Abstract and Introduction
Abstract
Patients with advanced melanoma have few treatment options, and survival is poor. However, improved understanding of how the immune system interacts with cancer has led to the development of novel therapies. Ipilimumab is a monoclonal antibody that inhibits cytotoxic T-lymphocyte antigen–4 (CTLA-4), a key negative regulator of host T-cell responses. This article presents cases of patients receiving ipilimumab in clinical trials along with a discussion of their significance and relevance to nursing practice. The patients showed different response patterns to ipilimumab and also had various typical immune-related adverse events (irAEs), which were managed successfully. The atypical response patterns produced by ipilimumab likely reflect its mechanism of action, which requires time for the immune system to mount an effective antitumor response. Meanwhile, lesions may appear to enlarge as a consequence of enhanced T-cell infiltration, although this may not necessarily be true disease progression. Patients receiving ipilimumab may respond very differently compared to how they might react to chemotherapy. Responses can take weeks or months to develop; therefore, clinicians should not terminate treatment prematurely, providing the patient's condition allows for continuation. Early recognition of irAEs combined with prompt management will ensure that events are more likely to resolve without serious consequences.
Introduction
Prompt diagnosis and surgery are effective for early-stage melanoma, with almost 100% of patients with resected localized stage I or II tumors surviving to five years after diagnosis (Horner et al., 2009); however, melanoma continues to be an ongoing challenge in its advanced stages. Only 15% of patients with metastases will still be alive five years after diagnosis (Horner et al., 2009), and survival rarely exceeds 12 months (Eggermont, 2006). Since dacarbazine (also known as DTIC) was first introduced in the 1970s, survival has remained fundamentally unchanged in patients with advanced melanoma (Serrone, Zeuli, Sega, & Cognetti, 2000), underscoring an urgent need for new treatment strategies.
The arrival of cytokine- and vaccine-based immunotherapies in the early 1990s was promising, but those therapies have delivered little to date.
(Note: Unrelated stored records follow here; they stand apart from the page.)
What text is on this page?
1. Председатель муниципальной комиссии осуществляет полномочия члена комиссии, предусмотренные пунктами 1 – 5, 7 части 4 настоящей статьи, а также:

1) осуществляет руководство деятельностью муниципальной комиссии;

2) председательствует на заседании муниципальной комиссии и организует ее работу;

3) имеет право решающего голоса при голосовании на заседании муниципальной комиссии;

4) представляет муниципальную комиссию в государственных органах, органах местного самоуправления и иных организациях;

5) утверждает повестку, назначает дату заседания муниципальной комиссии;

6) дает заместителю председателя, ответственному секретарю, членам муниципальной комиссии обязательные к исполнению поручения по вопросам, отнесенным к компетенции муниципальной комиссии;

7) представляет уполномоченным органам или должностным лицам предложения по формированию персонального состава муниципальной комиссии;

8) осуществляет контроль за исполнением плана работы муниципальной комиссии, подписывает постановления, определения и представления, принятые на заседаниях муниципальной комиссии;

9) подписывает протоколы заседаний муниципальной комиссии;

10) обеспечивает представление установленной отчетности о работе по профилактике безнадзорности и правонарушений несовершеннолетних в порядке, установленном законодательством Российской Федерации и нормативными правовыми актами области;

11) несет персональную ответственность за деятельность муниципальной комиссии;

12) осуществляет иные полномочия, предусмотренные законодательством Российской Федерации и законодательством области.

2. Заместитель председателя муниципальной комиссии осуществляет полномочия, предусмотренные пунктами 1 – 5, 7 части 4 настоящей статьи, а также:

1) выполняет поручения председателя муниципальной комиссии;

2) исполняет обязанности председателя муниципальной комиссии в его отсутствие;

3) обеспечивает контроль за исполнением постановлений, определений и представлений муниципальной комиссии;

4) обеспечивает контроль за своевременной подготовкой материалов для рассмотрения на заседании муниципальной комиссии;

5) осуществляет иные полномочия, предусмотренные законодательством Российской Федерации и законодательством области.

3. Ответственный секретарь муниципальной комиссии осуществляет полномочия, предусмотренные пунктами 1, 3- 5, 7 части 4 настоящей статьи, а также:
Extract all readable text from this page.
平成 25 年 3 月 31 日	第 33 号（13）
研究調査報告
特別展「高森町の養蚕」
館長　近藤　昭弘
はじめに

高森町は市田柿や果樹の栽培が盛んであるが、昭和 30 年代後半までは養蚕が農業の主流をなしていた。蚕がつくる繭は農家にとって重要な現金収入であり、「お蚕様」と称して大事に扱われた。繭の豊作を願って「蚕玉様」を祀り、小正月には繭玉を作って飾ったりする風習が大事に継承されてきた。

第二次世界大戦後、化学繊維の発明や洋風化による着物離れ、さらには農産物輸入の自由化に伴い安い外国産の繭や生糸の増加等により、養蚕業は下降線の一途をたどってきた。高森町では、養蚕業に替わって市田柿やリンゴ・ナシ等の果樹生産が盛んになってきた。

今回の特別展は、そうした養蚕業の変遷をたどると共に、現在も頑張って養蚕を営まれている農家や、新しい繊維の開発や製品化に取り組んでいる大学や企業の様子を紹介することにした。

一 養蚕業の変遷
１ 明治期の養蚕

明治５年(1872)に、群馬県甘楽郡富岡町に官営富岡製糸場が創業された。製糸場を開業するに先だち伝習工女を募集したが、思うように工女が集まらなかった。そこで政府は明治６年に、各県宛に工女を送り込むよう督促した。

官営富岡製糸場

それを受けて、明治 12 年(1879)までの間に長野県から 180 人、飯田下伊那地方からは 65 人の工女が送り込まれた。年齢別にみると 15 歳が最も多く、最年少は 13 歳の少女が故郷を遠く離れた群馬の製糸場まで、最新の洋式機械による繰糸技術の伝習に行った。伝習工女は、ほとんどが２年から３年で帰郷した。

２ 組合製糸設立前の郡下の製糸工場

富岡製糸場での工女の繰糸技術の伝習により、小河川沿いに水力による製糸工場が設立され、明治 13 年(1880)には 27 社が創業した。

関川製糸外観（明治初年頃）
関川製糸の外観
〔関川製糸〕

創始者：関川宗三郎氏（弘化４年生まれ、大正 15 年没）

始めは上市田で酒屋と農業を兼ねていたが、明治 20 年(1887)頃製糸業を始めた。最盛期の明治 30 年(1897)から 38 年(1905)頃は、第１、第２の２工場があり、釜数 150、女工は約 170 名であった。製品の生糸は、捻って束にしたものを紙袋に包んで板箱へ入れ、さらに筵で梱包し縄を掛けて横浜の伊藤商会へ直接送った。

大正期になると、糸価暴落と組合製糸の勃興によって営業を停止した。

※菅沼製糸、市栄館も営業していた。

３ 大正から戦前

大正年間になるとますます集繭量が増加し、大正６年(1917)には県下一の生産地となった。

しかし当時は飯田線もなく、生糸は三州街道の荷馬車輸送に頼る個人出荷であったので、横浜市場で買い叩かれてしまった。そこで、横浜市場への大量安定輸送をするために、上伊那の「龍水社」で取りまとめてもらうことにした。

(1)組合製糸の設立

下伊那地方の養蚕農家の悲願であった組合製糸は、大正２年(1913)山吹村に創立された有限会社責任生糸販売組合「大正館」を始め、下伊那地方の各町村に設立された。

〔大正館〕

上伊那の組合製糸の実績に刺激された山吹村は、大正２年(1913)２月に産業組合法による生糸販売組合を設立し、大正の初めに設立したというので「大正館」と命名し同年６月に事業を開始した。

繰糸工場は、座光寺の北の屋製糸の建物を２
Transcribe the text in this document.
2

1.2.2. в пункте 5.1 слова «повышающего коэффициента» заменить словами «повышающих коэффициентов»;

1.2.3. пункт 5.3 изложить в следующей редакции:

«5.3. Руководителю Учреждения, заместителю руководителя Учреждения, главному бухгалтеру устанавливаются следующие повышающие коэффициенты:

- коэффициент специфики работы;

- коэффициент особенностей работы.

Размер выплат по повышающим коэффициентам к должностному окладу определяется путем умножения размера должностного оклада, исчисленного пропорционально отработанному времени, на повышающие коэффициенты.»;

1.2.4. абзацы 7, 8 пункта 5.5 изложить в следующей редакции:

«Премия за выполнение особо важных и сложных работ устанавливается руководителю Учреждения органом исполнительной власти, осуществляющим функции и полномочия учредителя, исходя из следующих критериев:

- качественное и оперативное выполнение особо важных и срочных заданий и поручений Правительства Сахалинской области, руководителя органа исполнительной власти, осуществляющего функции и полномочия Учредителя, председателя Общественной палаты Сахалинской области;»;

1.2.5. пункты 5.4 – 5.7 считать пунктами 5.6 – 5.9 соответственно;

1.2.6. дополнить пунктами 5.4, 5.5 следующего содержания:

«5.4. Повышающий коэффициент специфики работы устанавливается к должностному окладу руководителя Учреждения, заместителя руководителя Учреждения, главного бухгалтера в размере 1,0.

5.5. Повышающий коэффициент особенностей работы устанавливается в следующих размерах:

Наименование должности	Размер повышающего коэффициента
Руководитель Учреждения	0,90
Interferon-a (approved as adjuvant monotherapy or in various combination regimens) and interleukin-2 (IL-2) (approved as monotherapy) have produced only modest survival benefits offset by limited utility because of toxicity, and vaccines have been largely ineffective (Hauschild, 2009; Hauschild et al., 2008; Riley & Agarwala, 2008; Schadendorf et al., 2009). DTIC and IL-2 remain the reference therapies, and innovation has stayed within the confines of clinical trials (National Comprehensive Cancer Network, 2010).
High doses of IL-2 produce durable responses in about 5%–15% of patients with melanoma; therefore, targeting the patients' immune systems instead of their cancer has remained at the forefront of new developments (Atkins et al., 1999). Tumors often are highly antigenic and, therefore, can be recognized as foreign by the immune system. However, IL-2's ability to elicit an immune response declines over time as the cancer progresses (Swann & Smyth, 2007). Essentially, tumors learn how to escape from immune control (Drake, Jaffee, & Pardoll, 2006). This happens through a series of tumor-driven effects that begin at the tumor site but extend regionally in time, resulting in a complex and as yet incompletely understood interplay between the tumor itself and the host immune system, collectively called immunoediting (Dougan & Dranoff, 2009; Dunn, Old, & Schreiber, 2004; Kim, Emi, Tanabe, & Arihirok, 2006). The patient's immune system eventually can no longer mount an effective response against the tumor, and the cancer progresses. Treatment strategies that help the patient's immune system to mount a more effective antitumor response are being pursued, with much work involving patients with advanced melanoma.